Understanding immune evasion by malaria parasites

Malaria remains one of the deadliest infectious diseases affecting human kind today. The majority of its victims are young children and pregnant woman. While several parasite species may cause malaria, the deadliest form of human malaria is caused by Plasmodium falciparum. These parasites are transmitted to human by anopheles’ mosquitos and cause diseases when they reach the blood stream, invade human red blood cells and begin proliferating. The virulence of P. falciparum is attributed to its ability to change the infected red blood cells by placing its own proteins on the surface of the red cells, which in return become “sticky” and may block the circulation in small blood vessels in deep tissue which may cause sever tissue damage. By making the infected red blood cell sticky the parasite ensures that it is not removed by the spleen, which is one way by which these parasites avoid the immune system. However, placing its proteins on the surface of the red cell the parasite expose itself to immune attack mediated by human antibodies against these surface proteins. To evade this antibody mediated response the parasite had evolved a fascinating way to switch between expression of different variants of these surface antigens, while ensuring that only one is expressed at a time to avoid unnecessary exposure to the immune system. Thus, the ability of the parasite to evade immunity depends largely on expression of only a single variant at a time on the surface of the red blood cell and on its ability to switch expression between the genes encoding for these variable antigens.
In an attempt to shed light on how the var gene family, which is responsible for this phenomenon is operated, our project focused on the regulatory elements found in each member of the gene family in attempts to understand how a single gene is chosen for activation while the rest of the gene family remains silent.

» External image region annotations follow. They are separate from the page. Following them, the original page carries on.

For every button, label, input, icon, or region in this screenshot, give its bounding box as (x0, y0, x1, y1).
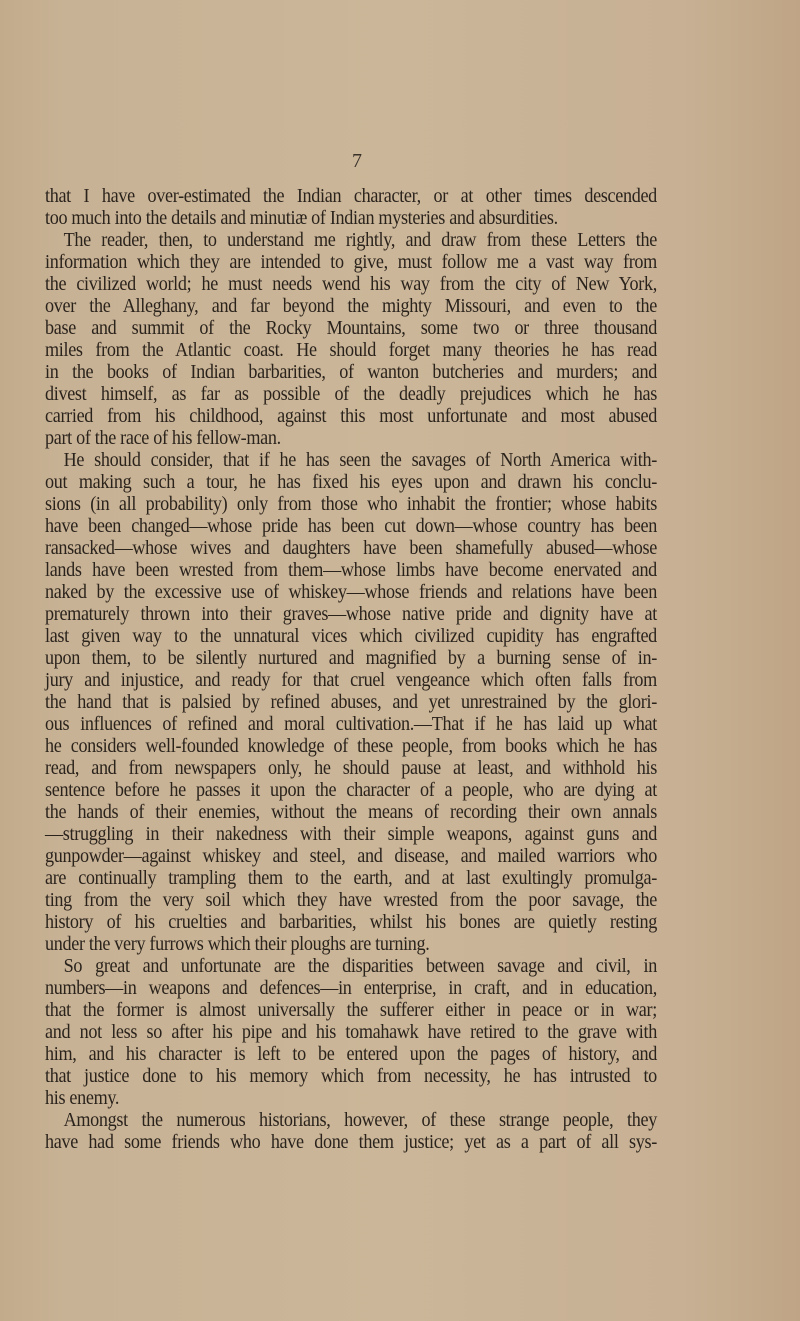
text-line: sions (in all probability) only from tho… (45, 494, 657, 516)
text-line: the civilized world; he must needs wend … (45, 274, 657, 296)
text-line: last given way to the unnatural vices wh… (45, 626, 657, 648)
text-line: out making such a tour, he has fixed his… (45, 472, 657, 494)
text-line: carried from his childhood, against this… (45, 406, 657, 428)
text-line: ting from the very soil which they have … (45, 890, 657, 912)
text-line: naked by the excessive use of whiskey—wh… (45, 582, 657, 604)
text-line: history of his cruelties and barbarities… (45, 912, 657, 934)
text-line: divest himself, as far as possible of th… (45, 384, 657, 406)
text-line: he considers well-founded knowledge of t… (45, 736, 657, 758)
text-line: information which they are intended to g… (45, 252, 657, 274)
paragraph: He should consider, that if he has seen … (45, 450, 657, 956)
paragraph: Amongst the numerous historians, however… (45, 1110, 657, 1154)
text-line: under the very furrows which their ploug… (45, 934, 657, 956)
text-line: too much into the details and minutiæ of… (45, 208, 657, 230)
text-line: that the former is almost universally th… (45, 1000, 657, 1022)
page-number: 7 (352, 150, 362, 173)
text-line: prematurely thrown into their graves—who… (45, 604, 657, 626)
body-text: that I have over-estimated the Indian ch… (45, 186, 657, 1154)
text-line: the hand that is palsied by refined abus… (45, 692, 657, 714)
text-line: So great and unfortunate are the dispari… (45, 956, 657, 978)
text-line: that justice done to his memory which fr… (45, 1066, 657, 1088)
text-line: numbers—in weapons and defences—in enter… (45, 978, 657, 1000)
text-line: Amongst the numerous historians, however… (45, 1110, 657, 1132)
paragraph: The reader, then, to understand me right… (45, 230, 657, 450)
text-line: his enemy. (45, 1088, 657, 1110)
text-line: part of the race of his fellow-man. (45, 428, 657, 450)
text-line: and not less so after his pipe and his t… (45, 1022, 657, 1044)
text-line: the hands of their enemies, without the … (45, 802, 657, 824)
text-line: are continually trampling them to the ea… (45, 868, 657, 890)
text-line: in the books of Indian barbarities, of w… (45, 362, 657, 384)
text-line: sentence before he passes it upon the ch… (45, 780, 657, 802)
text-line: base and summit of the Rocky Mountains, … (45, 318, 657, 340)
text-line: have been changed—whose pride has been c… (45, 516, 657, 538)
paragraph: that I have over-estimated the Indian ch… (45, 186, 657, 230)
text-line: He should consider, that if he has seen … (45, 450, 657, 472)
text-line: gunpowder—against whiskey and steel, and… (45, 846, 657, 868)
text-line: him, and his character is left to be ent… (45, 1044, 657, 1066)
text-line: ransacked—whose wives and daughters have… (45, 538, 657, 560)
text-line: lands have been wrested from them—whose … (45, 560, 657, 582)
text-line: —struggling in their nakedness with thei… (45, 824, 657, 846)
text-line: over the Alleghany, and far beyond the m… (45, 296, 657, 318)
text-line: The reader, then, to understand me right… (45, 230, 657, 252)
text-line: upon them, to be silently nurtured and m… (45, 648, 657, 670)
text-line: ous influences of refined and moral cult… (45, 714, 657, 736)
text-line: jury and injustice, and ready for that c… (45, 670, 657, 692)
text-line: have had some friends who have done them… (45, 1132, 657, 1154)
text-line: that I have over-estimated the Indian ch… (45, 186, 657, 208)
text-line: read, and from newspapers only, he shoul… (45, 758, 657, 780)
text-line: miles from the Atlantic coast. He should… (45, 340, 657, 362)
paragraph: So great and unfortunate are the dispari… (45, 956, 657, 1110)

We identified DNA sequence elements which were shown to be essential for silencing and exclusive expression of these antigens. We found that these sequences bind specific nuclear proteins which we suspected might play a role as regulators and characterized several of these proteins. We identified a couple of proteins that bind these sequences at specific places on the chromosomes, which appear to play a role in regulating structural conformation of the chromosome that may influence gene expression. In addition to DNA elements we identified a RNA molecule which does not encode for a protein but instead has a regulatory role in the “choice” of the var gene that is going to be activated. In addition to its role in activating a single var gene we found that these molecules may “mark” a specific gene and be involved in recruitment of proteins that contribute to the proper activation of the gene which was chosen. We further found that these RNA molecules associate with nuclear metabolic enzymes essential for proper gene activation at specific nuclear sub-compartment.

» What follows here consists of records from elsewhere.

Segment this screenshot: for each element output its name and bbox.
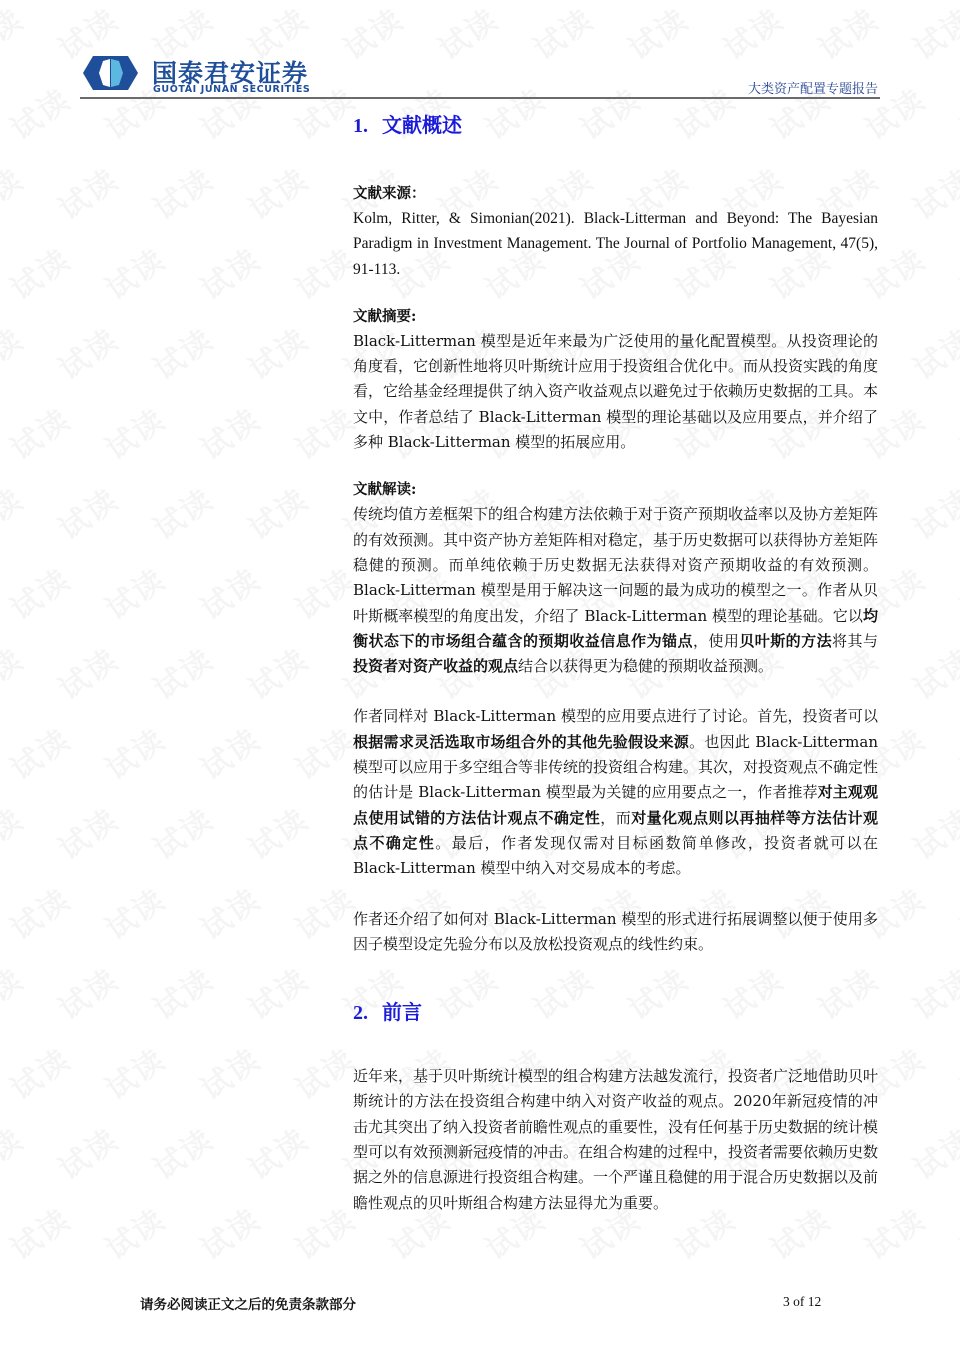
section-number: 2. [353, 1002, 368, 1024]
main-content: 1.文献概述 文献来源： Kolm, Ritter, & Simonian(20… [353, 108, 878, 1216]
section-number: 1. [353, 115, 368, 137]
section-2-heading: 2.前言 [353, 997, 878, 1028]
interpretation-label: 文献解读: [353, 477, 878, 502]
section-title: 前言 [382, 1000, 422, 1024]
interpretation-paragraph-3: 作者还介绍了如何对 Black-Litterman 模型的形式进行拓展调整以便于… [353, 907, 878, 958]
report-type-label: 大类资产配置专题报告 [748, 78, 878, 97]
text-run: ，使用 [693, 632, 739, 650]
section-title: 文献概述 [382, 113, 462, 137]
abstract-label: 文献摘要: [353, 304, 878, 329]
disclaimer-note: 请务必阅读正文之后的免责条款部分 [140, 1293, 356, 1313]
page-number: 3 of 12 [783, 1294, 821, 1310]
text-run: 传统均值方差框架下的组合构建方法依赖于对于资产预期收益率以及协方差矩阵的有效预测… [353, 505, 878, 624]
emphasis-text: 贝叶斯的方法 [739, 632, 832, 650]
text-run: 结合以获得更为稳健的预期收益预测。 [518, 657, 773, 675]
guotai-junan-logo-icon [83, 56, 138, 90]
abstract-text: Black-Litterman 模型是近年来最为广泛使用的量化配置模型。从投资理… [353, 329, 878, 455]
emphasis-text: 根据需求灵活选取市场组合外的其他先验假设来源 [353, 733, 689, 751]
source-label: 文献来源： [353, 181, 878, 206]
header-divider [80, 97, 880, 99]
text-run: ，而 [600, 809, 631, 827]
company-name-en: GUOTAI JUNAN SECURITIES [153, 84, 310, 95]
emphasis-text: 投资者对资产收益的观点 [353, 657, 518, 675]
source-citation: Kolm, Ritter, & Simonian(2021). Black-Li… [353, 206, 878, 282]
interpretation-paragraph-2: 作者同样对 Black-Litterman 模型的应用要点进行了讨论。首先，投资… [353, 704, 878, 881]
text-run: 作者同样对 Black-Litterman 模型的应用要点进行了讨论。首先，投资… [353, 707, 878, 725]
text-run: 将其与 [832, 632, 878, 650]
document-page: 国泰君安证券 GUOTAI JUNAN SECURITIES 大类资产配置专题报… [0, 0, 960, 1357]
preface-paragraph: 近年来，基于贝叶斯统计模型的组合构建方法越发流行，投资者广泛地借助贝叶斯统计的方… [353, 1064, 878, 1216]
section-1-heading: 1.文献概述 [353, 110, 878, 141]
interpretation-paragraph-1: 传统均值方差框架下的组合构建方法依赖于对于资产预期收益率以及协方差矩阵的有效预测… [353, 502, 878, 679]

As expected from such scientific project not all of our hypotheses were proven, however, our non-biased experimental approach led us to several unexpected new avenues of research. We identified a novel function for a small proteins in regulating the pathogenicity of pregnancy associated malaria which is one the severe manifestations of human malaria. We found surprising moonlighting role of an RNA-binding protein in protecting the genome integrity of the parasite. In addition, we found that neutrophils - which are the most abundant immune cells in the blood stream confers a strong selective pressure against a subset of variable surface antigens which were implicated in cerebral malaria.